I'm a high femme lesbian who loves butch women. That erotic identity has an enormous amount to do with how I live my life, who I live my life with and what it is we can or can't do.
I became a part of the Civil Rights movement early on and that has really shaped a great deal of my thinking.
If you want to be backed by corporations so that you're elected mayor, then it's going to be very problematic for you to support a living wage campaign that would shift the minimum wage to something else.
I think social change work is some of the most extraordinary dreaming that any of us have the possibility of doing.
In a different moment, in the 60s and 70s, I did believe we were going to succeed - that we were going to create a revolution, that America was going to be a completely transformed nation state and that there would be an amazingly different set of beliefs; that this country would reflect. And I thought that that was the fulfillment of the American democratic dream and I believed in it passionately.
In some ways, the challenge of staying political is to stay a dreamer at the same time.
When people give up sex and give up love or they only have love in the context of tradition then I think we're missing the opportunity of saying to each other building community, building desire in community gives all of us the possibility of learning how to be who we always were terrified we'd find out we were, and then not be ashamed of it and to not have our desire and our love embedded in shame is a profound thing and it's part of what drives the movement.
My father is a gypsy. He traveled in caravans and was branded by the Ku Klux Klan.
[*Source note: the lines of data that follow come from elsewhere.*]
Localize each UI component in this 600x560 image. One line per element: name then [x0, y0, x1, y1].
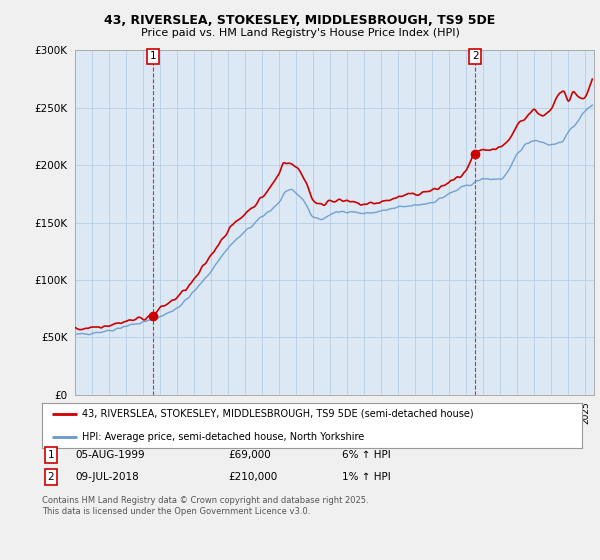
Text: HPI: Average price, semi-detached house, North Yorkshire: HPI: Average price, semi-detached house,… — [83, 432, 365, 442]
Text: 43, RIVERSLEA, STOKESLEY, MIDDLESBROUGH, TS9 5DE (semi-detached house): 43, RIVERSLEA, STOKESLEY, MIDDLESBROUGH,… — [83, 408, 474, 418]
Text: Price paid vs. HM Land Registry's House Price Index (HPI): Price paid vs. HM Land Registry's House … — [140, 28, 460, 38]
Text: 1: 1 — [149, 51, 156, 61]
Text: 43, RIVERSLEA, STOKESLEY, MIDDLESBROUGH, TS9 5DE: 43, RIVERSLEA, STOKESLEY, MIDDLESBROUGH,… — [104, 14, 496, 27]
Text: £69,000: £69,000 — [228, 450, 271, 460]
Text: 2: 2 — [47, 472, 55, 482]
Text: 1: 1 — [47, 450, 55, 460]
Text: Contains HM Land Registry data © Crown copyright and database right 2025.
This d: Contains HM Land Registry data © Crown c… — [42, 496, 368, 516]
Text: 09-JUL-2018: 09-JUL-2018 — [75, 472, 139, 482]
Text: 05-AUG-1999: 05-AUG-1999 — [75, 450, 145, 460]
Text: 1% ↑ HPI: 1% ↑ HPI — [342, 472, 391, 482]
Text: 6% ↑ HPI: 6% ↑ HPI — [342, 450, 391, 460]
Text: 2: 2 — [472, 51, 479, 61]
Text: £210,000: £210,000 — [228, 472, 277, 482]
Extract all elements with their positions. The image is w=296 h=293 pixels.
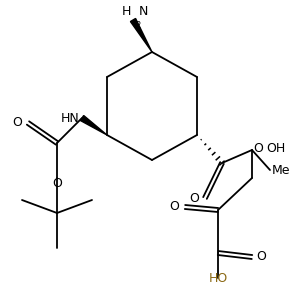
Text: O: O (52, 177, 62, 190)
Text: 2: 2 (135, 21, 140, 30)
Text: Me: Me (272, 163, 290, 176)
Text: O: O (189, 192, 199, 205)
Text: H: H (122, 5, 131, 18)
Text: HN: HN (61, 112, 80, 125)
Text: OH: OH (266, 142, 285, 154)
Text: HO: HO (208, 272, 228, 285)
Text: O: O (169, 200, 179, 214)
Text: O: O (256, 251, 266, 263)
Polygon shape (80, 115, 107, 135)
Text: O: O (12, 117, 22, 130)
Text: N: N (139, 5, 148, 18)
Polygon shape (131, 18, 152, 52)
Text: O: O (253, 142, 263, 154)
You know I have a history about race in my family that has very much to do with the other things that you name about poverty, about class, about access - or lack of it.
Is it different to come out now than it was to come out thirty-five years ago? Sometimes. But if you come out now and you come from poverty and you come from racism, you come from the terror of communities that are immigrant communities or communities where you're already a moving target because of who you are, this is not a place where it's any easier to be LGBT even if there's a community center in every single borough.
In women's shelters the kind of clothes that women are given to go to job interviews are all girl clothes: little heels, little skirt. If you're gender nonconforming, you're a lesbian, you're not going to put those clothes on to go to a job interview.
I feel really - actually - quite terrified about the world as it now exists. The kind of sucking the world dry for a dollar seems to me to be even worse (though it was hard for me to imagine 30 years ago that it could get worse) and the idea that bling and profit over human beings is really more and more a credible idea; people don't even examine it with any kind of question: I find that really terrifying.
We're targeted as LGBTQ people because we make people nervous around sex and we practice desire or have the possibility of practicing desire in magical and very, very profound ways. We shouldn't be giving up the possibility of articulating the claim of our body and the claim of our desire as something distinctive and erotically profound.